I read a couple interesting articles this morning that I thought I’d share. One article talks about how no one, including President-elect Obama, knows how to fix the financial crisis. The other offers a potential solution that will cost more than $1 trillion. I’ll summarize the two articles below:
The first article was written by Russell Roberts, economics professor at George Mason University, and published in Forbes. In his article, Roberts equates this financial crisis to raising children, saying that each one is different and there is no official manual on how to raise the perfect child. He goes through the measures that have already been enacted, saying how each one thus far has failed miserably. Many people have this belief that Obama will miraculously save the day, but Roberts points out that the only solution Obama has really posed thus far is to offer another stimulus package, and idea that has already been tried and failed. Paulson is lost at this point, and he doubts Obama will be the answer either. He ends his article saying:
“What if doing whatever it takes means doing less, rather than more?
That is the conundrum for Obama and the successor to Paulson. The more options there are, the harder it is to know which one is the right one. The more options you try, the more uncertainty is injected into the economy, and the more cautious are investors and employers and consumers.
Nobody knows what it takes to move the economy forward right now.”
The second article was written by Neha Singh and published by Reuters. This article is about the findings of Paul Miller, an analyst for Friedman Billings Ramsey. Miller has come up with a plan to save the U.S. financial system, and it will cost only $1 trillion to $1.2 trillion in additional capital. Basically, he says that in order to restore confidence and improve liquidity in the credit market, this injection needs to happen. In addition, rather than the investments being made via preferred shares or long term debt mechanisms, Miller thinks that in order for the plan to work the investments need to be common equity injections. The following is a quote from Miller: “Debt or TARP capital is not true capital. Long-term debt financing is not the solution. Only injections of true tangible common equity will solve the current crisis.” Miller says that even his plan will take a few years to fix things.
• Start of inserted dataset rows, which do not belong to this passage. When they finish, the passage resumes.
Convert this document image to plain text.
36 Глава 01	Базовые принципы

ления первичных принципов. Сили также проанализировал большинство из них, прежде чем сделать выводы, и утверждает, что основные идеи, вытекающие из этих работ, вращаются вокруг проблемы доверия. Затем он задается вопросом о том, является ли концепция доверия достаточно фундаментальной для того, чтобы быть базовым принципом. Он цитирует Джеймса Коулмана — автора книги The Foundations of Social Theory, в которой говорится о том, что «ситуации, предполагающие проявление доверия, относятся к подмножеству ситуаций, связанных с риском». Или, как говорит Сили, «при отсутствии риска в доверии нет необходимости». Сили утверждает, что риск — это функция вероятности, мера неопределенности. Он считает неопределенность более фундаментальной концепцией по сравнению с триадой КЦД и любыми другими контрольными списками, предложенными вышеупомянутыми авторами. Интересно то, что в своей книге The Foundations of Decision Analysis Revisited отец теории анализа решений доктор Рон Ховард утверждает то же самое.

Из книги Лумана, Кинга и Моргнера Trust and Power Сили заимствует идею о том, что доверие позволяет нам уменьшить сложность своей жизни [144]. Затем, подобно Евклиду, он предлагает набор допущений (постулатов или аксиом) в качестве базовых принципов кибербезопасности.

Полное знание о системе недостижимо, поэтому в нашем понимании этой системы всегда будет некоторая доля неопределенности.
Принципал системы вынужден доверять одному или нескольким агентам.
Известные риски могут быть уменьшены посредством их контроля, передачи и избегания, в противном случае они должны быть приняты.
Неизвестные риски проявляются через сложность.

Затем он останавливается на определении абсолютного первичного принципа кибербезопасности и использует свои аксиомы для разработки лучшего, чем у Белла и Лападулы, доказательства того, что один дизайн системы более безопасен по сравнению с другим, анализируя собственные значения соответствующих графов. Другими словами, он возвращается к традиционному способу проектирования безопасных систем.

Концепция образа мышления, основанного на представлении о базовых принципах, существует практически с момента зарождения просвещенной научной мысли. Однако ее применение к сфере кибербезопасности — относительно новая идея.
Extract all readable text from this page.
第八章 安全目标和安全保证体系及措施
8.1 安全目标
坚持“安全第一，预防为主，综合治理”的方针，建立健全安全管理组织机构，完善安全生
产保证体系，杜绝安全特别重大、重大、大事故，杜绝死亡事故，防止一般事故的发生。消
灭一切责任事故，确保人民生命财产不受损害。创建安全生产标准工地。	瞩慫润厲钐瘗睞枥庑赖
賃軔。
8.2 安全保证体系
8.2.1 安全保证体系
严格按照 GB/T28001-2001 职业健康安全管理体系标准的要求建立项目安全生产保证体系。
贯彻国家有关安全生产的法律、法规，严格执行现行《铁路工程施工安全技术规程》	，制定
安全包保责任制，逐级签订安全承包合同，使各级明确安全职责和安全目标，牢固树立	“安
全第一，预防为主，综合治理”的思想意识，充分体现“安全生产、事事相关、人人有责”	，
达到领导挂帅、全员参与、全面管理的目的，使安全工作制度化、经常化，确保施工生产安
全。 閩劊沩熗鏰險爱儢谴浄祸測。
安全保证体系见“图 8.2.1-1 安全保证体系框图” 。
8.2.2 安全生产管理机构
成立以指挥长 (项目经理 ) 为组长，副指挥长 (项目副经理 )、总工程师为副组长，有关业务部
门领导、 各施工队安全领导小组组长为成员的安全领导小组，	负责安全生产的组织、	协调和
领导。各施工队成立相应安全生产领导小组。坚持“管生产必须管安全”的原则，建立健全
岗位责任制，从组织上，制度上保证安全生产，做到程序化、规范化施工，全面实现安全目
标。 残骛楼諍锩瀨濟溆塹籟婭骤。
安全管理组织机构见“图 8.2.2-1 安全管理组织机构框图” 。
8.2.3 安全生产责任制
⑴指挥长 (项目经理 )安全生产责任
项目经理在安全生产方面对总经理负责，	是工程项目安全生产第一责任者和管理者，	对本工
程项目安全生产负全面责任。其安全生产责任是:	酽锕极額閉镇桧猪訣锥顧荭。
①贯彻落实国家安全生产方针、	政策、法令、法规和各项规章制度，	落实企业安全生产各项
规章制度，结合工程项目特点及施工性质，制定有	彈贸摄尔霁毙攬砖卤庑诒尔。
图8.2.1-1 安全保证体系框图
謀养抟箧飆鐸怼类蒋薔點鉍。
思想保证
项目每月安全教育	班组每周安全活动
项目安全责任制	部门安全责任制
Obviously these two articles have very different views, but one thing they have in common is that they agree that the solutions proposed or enacted thus far have failed.
Of the two views, I tend to side with Roberts, author of the first article. I think that pretty much we are lost in the forest and going around in circles trying to get out, and as they teach you in Boy Scouts, when you get lost sometimes it is best to wait it out.
Miller’s suggestion, on the other hand, I find completely ludicrous. So instead of the government (i.e., taxpayers) getting preferred treatment for their extremely risky investments into struggling companies, they should settle for common equity investments that would surely lose a ton of taxpayer money? Sorry, but that sounds pretty dumb to me. And I’m certainly not willing to lose $1 to $1.2 trillion of taxpayer money to find out that this crazy idea isn’t going to work. There are a lot of ways that we can help the economy with that kind of money that would have a bigger impact. Besides, there is no way that plan would ever get approved without people rioting in the streets and threatening rebellion. People are already outraged at the current investments we are making into these companies, and if we were to take even lesser terms in exchange, look out. The only people who would support this plan would be shareholders in these institutions, and I don’t think anyone feels bad for them at this point.